Jika saja anak zaman sekarang juga belajar morfologi (bahasa) sejak SMA, mungkin Dilan akan dikloning secara sempurna. Mungkin Dilan bukan pujangga satu-satunya. Mungkin juga Dilan tidak istimewa, sebab banyak Dilan lain juga melakukannya. Sebab, permainan kata akan menjadi hal yang biasa dilakukan oleh anak SMA zaman old maupun zaman now.
Yang sudah menonton film Dilan 1990 pasti tahu adegan ini. Adegan seorang guru yang meminta jangan lupa makan ikan, biar tidak lupa ingatan. Seharusnya adegan ini juga dinasihatkan pada terdakwa di persidangan yang tiba-tiba lupa ingatan. Atau pada mantan yang tiba-tiba lupa pernah menggombali, pernah berjanji, juga mengibuli. Juga pada Dilan yang seolah lupa bagaimana berlaku romantis pada mantan kekasih yang tak bisa dimilikinya sebagai seorang istri. (Ini bocoran untuk film Dilan seri 3).
Saya merasa terjebak di antara penonton Dilan 1990 yang kebanyakan anak baru gede (ABG). Tapi, saya tidak sendiri; ada puluhan remaja lanjut usia yang juga terjebak seperti saya. Namun, saya menikmati menjadi muda lagi. Tertawa cekikikan sendiri. Merasa dibawa ke masa 1990-an di mana masa itu tidak sepenuhnya indah seperti yang terjadi antara Dilan dan Milea.

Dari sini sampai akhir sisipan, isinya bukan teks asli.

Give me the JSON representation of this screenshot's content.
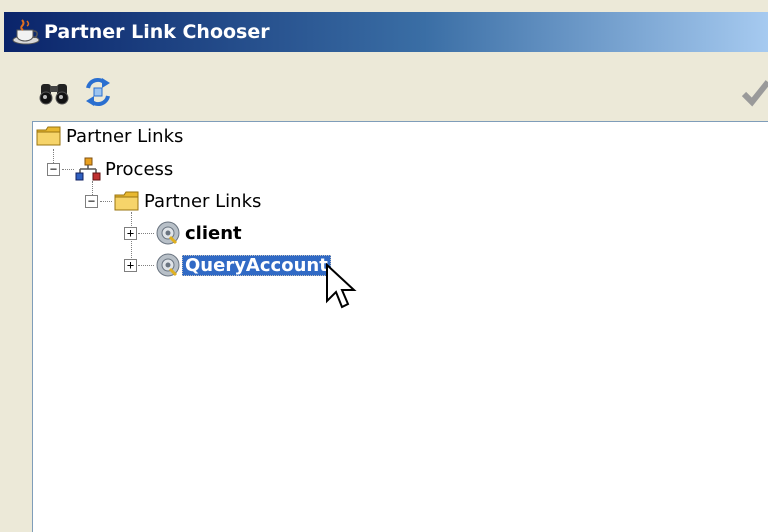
{
  "window": {
    "title": "Partner Link Chooser",
    "title_icon": "coffee-cup-icon"
  },
  "toolbar": {
    "buttons": [
      {
        "icon": "binoculars-icon"
      },
      {
        "icon": "refresh-icon"
      },
      {
        "icon": "check-icon"
      }
    ]
  },
  "tree": {
    "root": {
      "label": "Partner Links",
      "icon": "folder-icon"
    },
    "process": {
      "label": "Process",
      "icon": "process-icon",
      "expanded": true
    },
    "partner_links": {
      "label": "Partner Links",
      "icon": "folder-icon",
      "expanded": true
    },
    "items": [
      {
        "label": "client",
        "icon": "service-gear-icon",
        "selected": false
      },
      {
        "label": "QueryAccount",
        "icon": "service-gear-icon",
        "selected": true
      }
    ]
  },
  "colors": {
    "selection": "#316ac5",
    "titlebar_start": "#0a246a",
    "titlebar_end": "#a6caf0"
  }
}
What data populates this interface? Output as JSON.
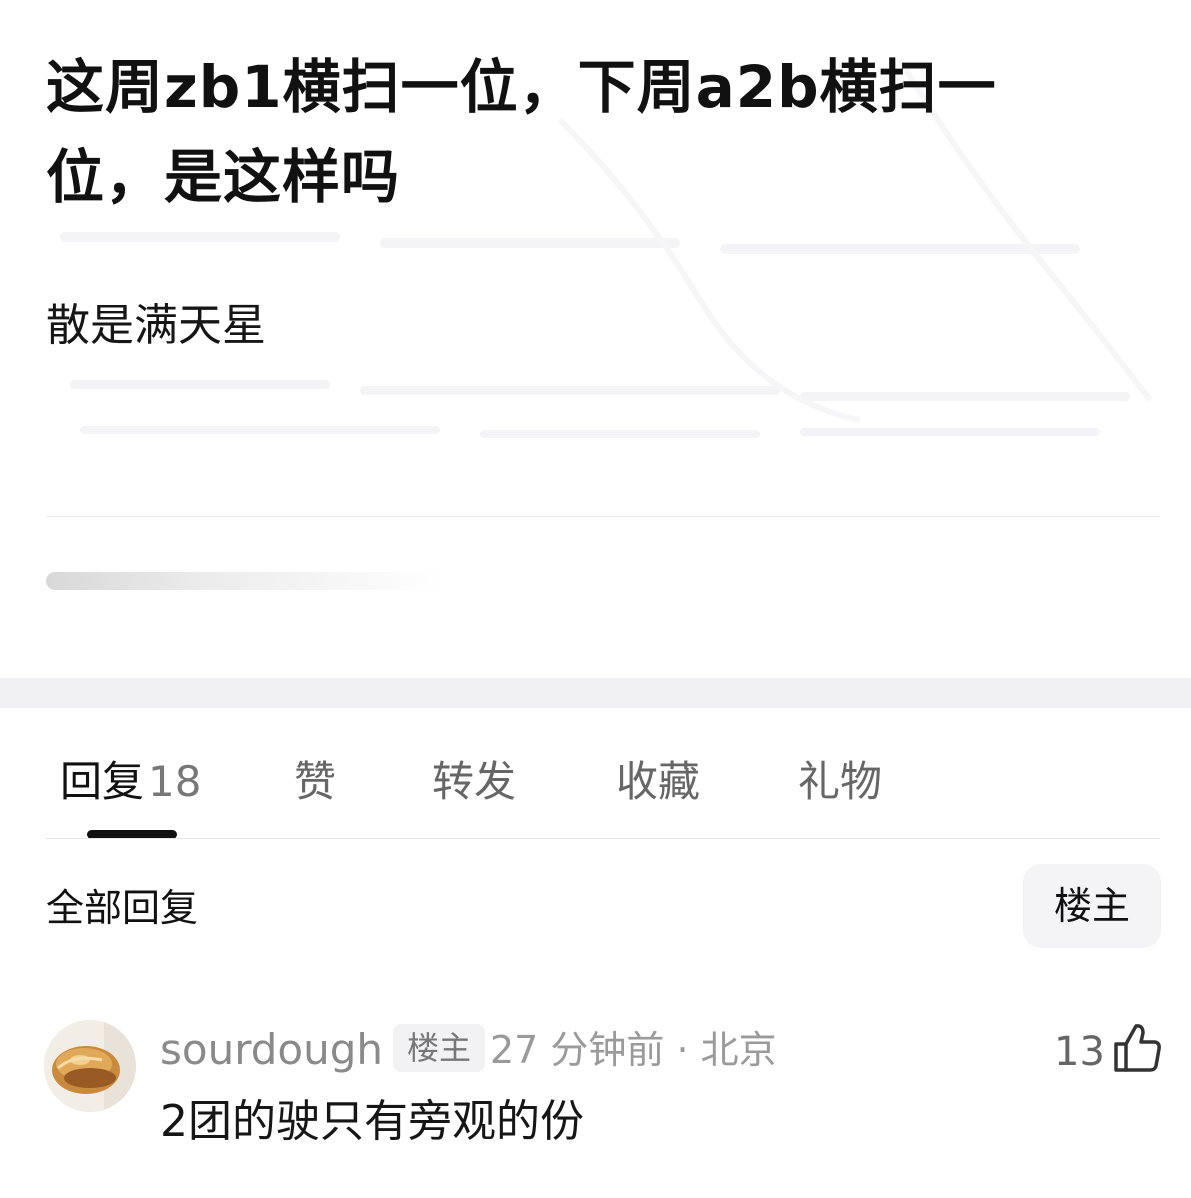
{
  "post": {
    "title": "这周zb1横扫一位，下周a2b横扫一位，是这样吗",
    "body": "散是满天星"
  },
  "tabs": [
    {
      "label": "回复",
      "count": "18"
    },
    {
      "label": "赞"
    },
    {
      "label": "转发"
    },
    {
      "label": "收藏"
    },
    {
      "label": "礼物"
    }
  ],
  "replies": {
    "title": "全部回复",
    "filter_label": "楼主"
  },
  "comments": [
    {
      "username": "sourdough",
      "badge": "楼主",
      "meta": "27 分钟前 · 北京",
      "likes": "13",
      "text": "2团的驶只有旁观的份"
    }
  ],
  "icons": {
    "like": "thumbs-up-icon",
    "avatar": "bread-avatar"
  }
}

Jika hujan begitu romantis saat Milea dibonceng Dilan, justru hujan tahun 90-an petaka bagi saya yang sekolah jalan kaki.
Mengawali Februari sepertinya tampak sempurna jika kita bicara yang manis-manis, semanis Dilan. Saya belum tua-tua amat, namun pernah merasakan bagaimana menjadi remaja generasi 90-an yang jauh berbeda dengan sekarang. Zaman ketika buku menjadi satu-satunya sumber ilmu, zaman saat guru adalah penentu masa depan, kadang juga guru merasa paling benar, kala cinta adalah soal prahara.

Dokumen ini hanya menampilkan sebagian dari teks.